Flexibilidade: verdadeiro modo de usar
Paulo Guinote - Educare
Um ambiente em que não se sabe a que momento se pode ir para casa, individualmente, em grupo ou colectivamente, nem que ferramentas será possível usar de modo a alcançar o maior número de alunos, em que as promessas governamentais de um Plano de Transição Digital ainda não passaram das negociações com operadoras de modo a que todas fiquem felizes, é um ambiente em que se é “flexível”, quer se queira ou não.
A “flexibilidade” é um dos pilares da trindade (com a “autonomia” e a “inclusão”) que o actual poder na Educação ergueu perante todos nós para pública adoração colectiva, apresentando-a como a solução para todas as disfunções e “inconseguimentos” do nosso sistema educativo.
Multiplicaram-se (e ainda se multiplicam) as formações replicadas de uma matriz colhida em obras e autores das últimas décadas do século XX. O que, por si só, não é defeito, mas apenas uma visão muito nascida do seu contexto, com boas potencialidades, mas que não foi concebida para os tempos em que vivemos. Que estão a colocar à prova quase todas as teorizações e previsões acerca do que se imaginava que o século XXI seria. Porque foram pensadas para contextos de estabilidade, mesmo quando se afirmava que os tempos eram de “incerteza” ou “insegurança”. Mas estava-se a pensar em toda uma outra coisa.
Mesmo nas mais extremas excitações de antecipação tecnológica – as que se distinguem por repetir muito lugares-comuns como “esta escola já não serve”, “a escola que temos ainda é a do século XIX” ou “é necessário um novo paradigma” - não se previu que poderíamos, em poucos meses ou até semanas, ver toda e qualquer segurança ameaçada e ter de adaptar todo o modelo de ensino (velho ou novo) a um contexto de pandemia, inicialmente com encerramento de escolas e em seguida com uma espécie de manta de retalhos, em que, entre quarentenas, isolamentos e afins, há professores, alunos ou turmas em casa, por dias ou semanas, sendo necessário repensar toda a forma de assegurar as aprendizagens, de proximidade ou à distância, tornando irrelevantes obsessões algo fetichistas de planificações a médio ou longo prazo ou descritores de desempenho.
Um ambiente em que não se sabe a que momento se pode ir para casa, individualmente, em grupo ou colectivamente, nem que ferramentas será possível usar de modo a alcançar o maior número de alunos, em que as promessas governamentais de um Plano de Transição Digital ainda não passaram das negociações com operadoras de modo a que todas fiquem felizes, é um ambiente em que se é “flexível”, quer se queira ou não.

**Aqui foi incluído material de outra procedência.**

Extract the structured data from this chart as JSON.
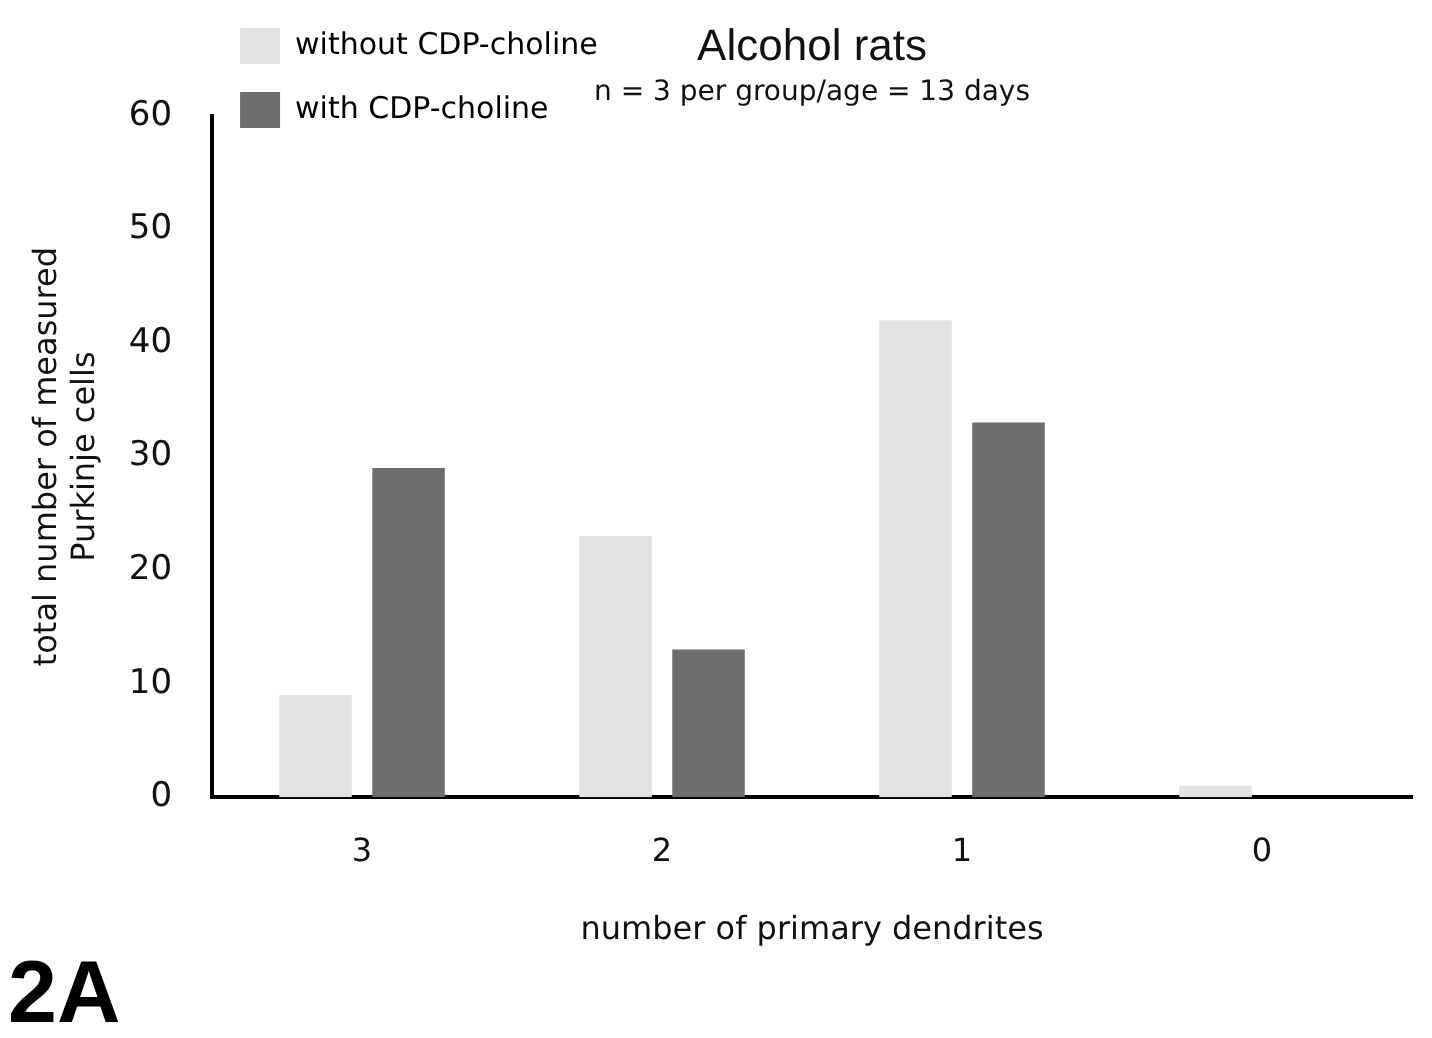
{
  "chart_data": {
    "type": "bar",
    "title": "Alcohol rats",
    "subtitle": "n = 3 per group/age = 13 days",
    "xlabel": "number of primary dendrites",
    "ylabel": "total number of measured\nPurkinje cells",
    "categories": [
      "3",
      "2",
      "1",
      "0"
    ],
    "series": [
      {
        "name": "without CDP-choline",
        "color": "#e2e2e2",
        "values": [
          9,
          23,
          42,
          1
        ]
      },
      {
        "name": "with CDP-choline",
        "color": "#6e6e6e",
        "values": [
          29,
          13,
          33,
          0
        ]
      }
    ],
    "ylim": [
      0,
      60
    ],
    "yticks": [
      0,
      10,
      20,
      30,
      40,
      50,
      60
    ],
    "grid": false,
    "legend": "top left",
    "annotations": [
      "2A"
    ]
  }
}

Repare-se que mesmo a decisão de fazer duas “pontes” nos feriados do início de Dezembro tem implicações práticas nas actividades planeadas pelos docentes. Que não podem ficar agarrados a modelos (arcaicos ou futurísticos) que assentem em dogmas e fés inabaláveis como é o caso do texto fundador a que chamaram “Perfil”, como se estivesse gravado em pedra em verbo Divino.
Os professores estão a enfrentar um desafio que ninguém previu, nem as mentes mais iluminadas em todas as suas conceptualizações do que seria “o ensino no século XXI”; nem sequer as daqueles que em Março achavam que tudo iria terminar em bem, só porque assim eles achavam; ou as dos que anunciaram um Setembro em alegre desconfinamento. Estavam errados, nuns casos por ser mesmo impossível prever a realidade na sua imensa diversidade, em outros porque se agarraram às suas crenças como se fossem as únicas possíveis de conceber.
Os professores estão, todos os dias, a enfrentar a necessidade de “flexibilizarem” a que nenhuma formação por encomenda dá resposta cabal. Porque grande parte dessas formações são a antítese de “flexibilidade”, pois cristalizaram nas suas fórmulas.
Estes são tempos em que a flexibilidade é redefinida todos os dias. No terreno.